Boston area rents jumped another 6 percent in the first quarter, RentJuice reports.
That brings the average asking rent in Boston, Cambridge and the inner suburbs to $2,332 for a two bedroom apartment.
That's a pretty decent sized mortgage payment, all for a two bedroom. It's about what I pay in Natick for my modestly sized, four bedroom fixer-upper. And I have a home office on the second floor and a potential spare bedroom on the first floor, which just might come in handy someday given the ways things are going right now with my elderly parents.
You can do a lot with 1,800 square feet, if you can configure it the way you want it - something you can do if you are a homeowner, not a renter.
OK, let's face it, two bedrooms are great if you are living together, newly married, or just had your first child.
But if you decided to have a second child, or really get radical and go for three - which, strangely, counts as a large family these days - it's a configuration that is less than ideal.
Karen and I did that for a while before we added onto our house - getting a five year old boy, and his three year old and one year old sisters to settle down and go to sleep in the same bedroom was a nightly adventure!
OK, not saying it was the worst thing in the world, hardly, but given a choice, it was nice to be able to give the girls their own bedroom and move big brother out.
But if we were renting, we would pay dearly for that luxury.

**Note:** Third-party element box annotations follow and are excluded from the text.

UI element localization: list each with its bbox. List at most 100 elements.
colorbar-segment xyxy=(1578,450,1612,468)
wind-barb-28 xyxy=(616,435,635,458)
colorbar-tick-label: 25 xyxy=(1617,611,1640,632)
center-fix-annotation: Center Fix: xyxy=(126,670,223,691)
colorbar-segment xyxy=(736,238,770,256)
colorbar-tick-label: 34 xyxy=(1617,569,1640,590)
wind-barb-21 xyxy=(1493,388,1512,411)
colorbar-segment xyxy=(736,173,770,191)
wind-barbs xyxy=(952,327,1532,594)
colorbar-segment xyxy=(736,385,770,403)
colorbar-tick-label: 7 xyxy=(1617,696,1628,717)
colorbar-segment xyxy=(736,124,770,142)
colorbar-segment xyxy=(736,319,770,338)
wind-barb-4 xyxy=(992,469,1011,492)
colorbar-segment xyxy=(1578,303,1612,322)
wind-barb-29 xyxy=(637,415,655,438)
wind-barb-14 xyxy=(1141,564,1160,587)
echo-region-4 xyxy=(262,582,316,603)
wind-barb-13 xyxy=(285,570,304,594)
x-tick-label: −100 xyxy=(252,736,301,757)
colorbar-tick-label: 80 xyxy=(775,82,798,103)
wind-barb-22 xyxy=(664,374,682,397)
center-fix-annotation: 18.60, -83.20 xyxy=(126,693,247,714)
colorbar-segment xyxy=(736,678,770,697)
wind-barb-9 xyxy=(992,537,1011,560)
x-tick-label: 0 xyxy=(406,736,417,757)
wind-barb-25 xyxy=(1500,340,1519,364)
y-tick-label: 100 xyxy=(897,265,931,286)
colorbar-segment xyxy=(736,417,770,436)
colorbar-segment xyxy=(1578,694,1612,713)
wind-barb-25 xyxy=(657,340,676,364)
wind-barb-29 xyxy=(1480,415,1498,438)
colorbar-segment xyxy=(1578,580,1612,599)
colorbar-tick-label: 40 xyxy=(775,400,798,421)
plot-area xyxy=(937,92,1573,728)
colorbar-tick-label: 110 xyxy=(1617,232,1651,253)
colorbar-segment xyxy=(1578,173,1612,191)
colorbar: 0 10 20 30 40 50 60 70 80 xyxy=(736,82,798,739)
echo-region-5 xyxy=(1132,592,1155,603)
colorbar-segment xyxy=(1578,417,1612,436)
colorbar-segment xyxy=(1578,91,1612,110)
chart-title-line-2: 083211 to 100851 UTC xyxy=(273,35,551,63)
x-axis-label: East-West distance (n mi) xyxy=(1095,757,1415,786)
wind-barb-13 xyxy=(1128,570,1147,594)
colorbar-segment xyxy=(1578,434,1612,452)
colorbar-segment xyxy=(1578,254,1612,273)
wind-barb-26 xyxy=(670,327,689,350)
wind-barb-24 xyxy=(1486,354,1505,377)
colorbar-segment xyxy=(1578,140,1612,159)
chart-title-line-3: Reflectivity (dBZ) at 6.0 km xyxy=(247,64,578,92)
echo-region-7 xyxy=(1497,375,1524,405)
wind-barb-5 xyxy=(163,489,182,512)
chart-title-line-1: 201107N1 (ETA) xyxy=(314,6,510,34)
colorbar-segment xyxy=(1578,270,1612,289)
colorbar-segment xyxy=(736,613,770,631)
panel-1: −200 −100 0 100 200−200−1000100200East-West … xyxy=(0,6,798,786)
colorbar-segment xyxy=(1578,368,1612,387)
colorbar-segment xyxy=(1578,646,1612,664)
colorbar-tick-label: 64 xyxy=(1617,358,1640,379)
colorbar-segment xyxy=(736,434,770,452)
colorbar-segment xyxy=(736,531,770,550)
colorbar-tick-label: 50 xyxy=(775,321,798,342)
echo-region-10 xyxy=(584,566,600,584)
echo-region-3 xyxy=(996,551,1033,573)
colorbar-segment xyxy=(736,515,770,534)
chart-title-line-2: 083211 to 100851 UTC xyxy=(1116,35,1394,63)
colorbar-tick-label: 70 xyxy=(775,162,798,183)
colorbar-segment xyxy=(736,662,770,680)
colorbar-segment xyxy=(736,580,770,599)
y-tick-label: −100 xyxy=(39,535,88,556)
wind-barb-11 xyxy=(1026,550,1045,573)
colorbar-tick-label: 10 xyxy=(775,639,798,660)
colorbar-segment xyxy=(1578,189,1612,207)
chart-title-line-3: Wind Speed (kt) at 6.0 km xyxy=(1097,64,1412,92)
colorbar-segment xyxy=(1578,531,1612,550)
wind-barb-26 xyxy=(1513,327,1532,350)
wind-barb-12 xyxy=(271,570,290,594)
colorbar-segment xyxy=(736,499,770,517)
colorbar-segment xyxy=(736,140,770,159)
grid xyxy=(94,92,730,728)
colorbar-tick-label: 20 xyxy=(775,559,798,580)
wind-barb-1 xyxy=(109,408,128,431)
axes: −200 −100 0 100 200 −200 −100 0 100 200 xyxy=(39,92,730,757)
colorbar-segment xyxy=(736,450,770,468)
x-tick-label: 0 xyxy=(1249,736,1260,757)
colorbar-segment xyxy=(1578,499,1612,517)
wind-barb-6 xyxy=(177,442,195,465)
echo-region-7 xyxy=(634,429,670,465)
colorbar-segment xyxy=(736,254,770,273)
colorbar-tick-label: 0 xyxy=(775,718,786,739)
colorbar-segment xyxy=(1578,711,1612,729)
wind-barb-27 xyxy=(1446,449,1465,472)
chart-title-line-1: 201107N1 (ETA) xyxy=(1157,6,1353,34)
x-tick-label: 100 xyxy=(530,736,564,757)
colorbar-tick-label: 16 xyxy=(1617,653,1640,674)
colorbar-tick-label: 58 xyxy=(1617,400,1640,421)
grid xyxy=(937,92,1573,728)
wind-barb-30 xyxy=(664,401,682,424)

The average asking price for a three bedroom in the Boston area is $2,740 a month, with four bedrooms commanding $3,249 a month.
Nor is there a lot to choose from. The vast majority of the apartments currently on the market in Boston, Cambridge and nearby suburbs such as Newton, Belmont and Arlington - more than 67 percent - are studios and one and two bedrooms, according to RentJuice.
Three bedrooms make up just 12.6 percent of the market, with four bedrooms accounting for just 9.3 percent.
Really, if you are going to shell out more than $3,000 a month in rent, why not buy?